Andreyka Natalegawa, Peneliti Program Asia Tenggara di Pusat Studi Strategis dan Internasional
Organisasi seperti CSIS berupaya menjembatani kesenjangan dan menemukan cara-cara efektif untuk memajukan hubungan ASEAN-AS. Semua ini terjadi di tengah beberapa pergeseran geostrategis penting, seperti meningkatnya persaingan AS-Tiongkok di kawasan ini, ujar Natalegawa.
Dr. Zack Cooper, peneliti senior di American Enterprise Institute (AEI, berpusat di Washington DC), juga mengatakan bahwa AS mengalami kesulitan menemukan cara yang efektif untuk bekerja sama dengan kawasan Asia Tenggara.

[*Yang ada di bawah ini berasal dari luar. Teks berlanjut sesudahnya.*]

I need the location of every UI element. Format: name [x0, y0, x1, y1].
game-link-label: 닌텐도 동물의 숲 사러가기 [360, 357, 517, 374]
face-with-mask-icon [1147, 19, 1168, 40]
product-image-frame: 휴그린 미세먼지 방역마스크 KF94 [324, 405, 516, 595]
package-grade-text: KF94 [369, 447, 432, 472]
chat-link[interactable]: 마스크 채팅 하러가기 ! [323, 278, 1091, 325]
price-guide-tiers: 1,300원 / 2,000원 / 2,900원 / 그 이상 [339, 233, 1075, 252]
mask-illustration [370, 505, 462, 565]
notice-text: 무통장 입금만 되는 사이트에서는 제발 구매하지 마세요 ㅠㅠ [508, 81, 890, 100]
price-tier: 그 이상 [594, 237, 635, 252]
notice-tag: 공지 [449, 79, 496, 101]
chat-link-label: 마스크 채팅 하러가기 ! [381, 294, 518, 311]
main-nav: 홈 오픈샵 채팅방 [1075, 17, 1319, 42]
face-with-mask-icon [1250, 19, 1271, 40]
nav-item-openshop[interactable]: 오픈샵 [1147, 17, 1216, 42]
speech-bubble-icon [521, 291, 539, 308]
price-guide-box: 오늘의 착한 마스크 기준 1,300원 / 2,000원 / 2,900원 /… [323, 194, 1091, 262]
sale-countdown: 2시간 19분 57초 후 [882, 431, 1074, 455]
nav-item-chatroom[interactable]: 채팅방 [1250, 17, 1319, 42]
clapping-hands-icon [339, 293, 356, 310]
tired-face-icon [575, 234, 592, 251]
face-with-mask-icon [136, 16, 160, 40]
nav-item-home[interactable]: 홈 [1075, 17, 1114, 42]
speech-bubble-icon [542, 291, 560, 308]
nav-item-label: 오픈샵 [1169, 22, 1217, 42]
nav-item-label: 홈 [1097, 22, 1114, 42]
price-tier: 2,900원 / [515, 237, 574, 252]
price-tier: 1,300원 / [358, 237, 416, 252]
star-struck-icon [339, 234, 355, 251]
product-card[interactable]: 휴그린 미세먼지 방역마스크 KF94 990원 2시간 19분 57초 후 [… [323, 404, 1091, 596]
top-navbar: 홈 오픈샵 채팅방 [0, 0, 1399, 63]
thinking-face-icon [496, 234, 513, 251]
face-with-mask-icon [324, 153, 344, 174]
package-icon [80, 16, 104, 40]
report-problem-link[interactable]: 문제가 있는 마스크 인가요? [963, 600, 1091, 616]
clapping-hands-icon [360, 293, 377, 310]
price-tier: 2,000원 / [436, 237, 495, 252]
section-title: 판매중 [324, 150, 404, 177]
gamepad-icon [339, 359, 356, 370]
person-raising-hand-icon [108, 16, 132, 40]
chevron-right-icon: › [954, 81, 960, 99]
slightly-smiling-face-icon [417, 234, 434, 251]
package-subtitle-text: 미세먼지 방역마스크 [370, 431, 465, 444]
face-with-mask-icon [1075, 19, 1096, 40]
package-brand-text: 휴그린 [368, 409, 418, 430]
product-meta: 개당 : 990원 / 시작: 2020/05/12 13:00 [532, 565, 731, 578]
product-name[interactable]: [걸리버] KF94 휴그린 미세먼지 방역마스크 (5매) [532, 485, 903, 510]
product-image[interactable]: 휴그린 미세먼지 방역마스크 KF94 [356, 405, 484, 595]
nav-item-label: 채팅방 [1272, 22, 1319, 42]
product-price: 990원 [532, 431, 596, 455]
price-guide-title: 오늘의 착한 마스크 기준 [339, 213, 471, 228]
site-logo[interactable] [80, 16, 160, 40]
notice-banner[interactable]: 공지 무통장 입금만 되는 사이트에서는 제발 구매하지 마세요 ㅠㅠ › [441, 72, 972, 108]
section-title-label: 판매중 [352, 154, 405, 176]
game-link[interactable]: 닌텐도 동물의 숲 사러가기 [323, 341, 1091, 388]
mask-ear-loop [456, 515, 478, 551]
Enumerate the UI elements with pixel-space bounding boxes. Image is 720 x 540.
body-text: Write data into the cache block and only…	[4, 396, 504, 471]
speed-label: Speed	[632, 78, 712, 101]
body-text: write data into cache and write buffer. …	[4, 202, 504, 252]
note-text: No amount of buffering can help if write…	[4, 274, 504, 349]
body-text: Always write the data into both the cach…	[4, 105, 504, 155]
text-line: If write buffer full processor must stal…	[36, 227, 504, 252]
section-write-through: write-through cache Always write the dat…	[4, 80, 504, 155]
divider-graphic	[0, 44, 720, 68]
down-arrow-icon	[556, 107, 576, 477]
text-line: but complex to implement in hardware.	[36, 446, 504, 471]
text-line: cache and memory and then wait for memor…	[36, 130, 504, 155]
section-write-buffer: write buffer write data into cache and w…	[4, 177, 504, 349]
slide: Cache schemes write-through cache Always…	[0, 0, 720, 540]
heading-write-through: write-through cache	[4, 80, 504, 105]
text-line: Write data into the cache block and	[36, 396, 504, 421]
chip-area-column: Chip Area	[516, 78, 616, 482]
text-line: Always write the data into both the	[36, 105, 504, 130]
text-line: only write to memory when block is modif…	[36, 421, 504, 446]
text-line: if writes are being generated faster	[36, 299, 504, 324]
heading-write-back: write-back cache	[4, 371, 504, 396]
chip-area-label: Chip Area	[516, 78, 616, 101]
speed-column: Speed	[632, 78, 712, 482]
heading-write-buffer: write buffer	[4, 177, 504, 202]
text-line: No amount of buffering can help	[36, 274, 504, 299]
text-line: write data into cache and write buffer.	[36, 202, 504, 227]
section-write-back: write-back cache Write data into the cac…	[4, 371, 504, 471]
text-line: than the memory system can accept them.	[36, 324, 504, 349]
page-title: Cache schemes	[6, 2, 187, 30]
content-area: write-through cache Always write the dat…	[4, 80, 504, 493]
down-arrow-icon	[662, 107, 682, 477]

Dr. Zack Cooper, peneliti senior di American Enterprise Institute
Menurut pakar AEI, dibandingkan dengan ASEAN, AS lebih berfokus pada Quad, G7, dan AUKUS (perjanjian keamanan Inggris-AS-Australia). Oleh karena itu, ia menyatakan kekhawatirannya ketika berkomentar bahwa sejauh ini pemerintahan Washington belum memiliki rencana kerja sama kelembagaan yang jelas dengan ASEAN.
Namun, Dr. Cooper mengatakan bahwa keterlibatan Amerika di Asia Tenggara tidak akan berubah secara mendasar terlepas dari pihak mana yang memenangkan pemilu tanggal 5 November.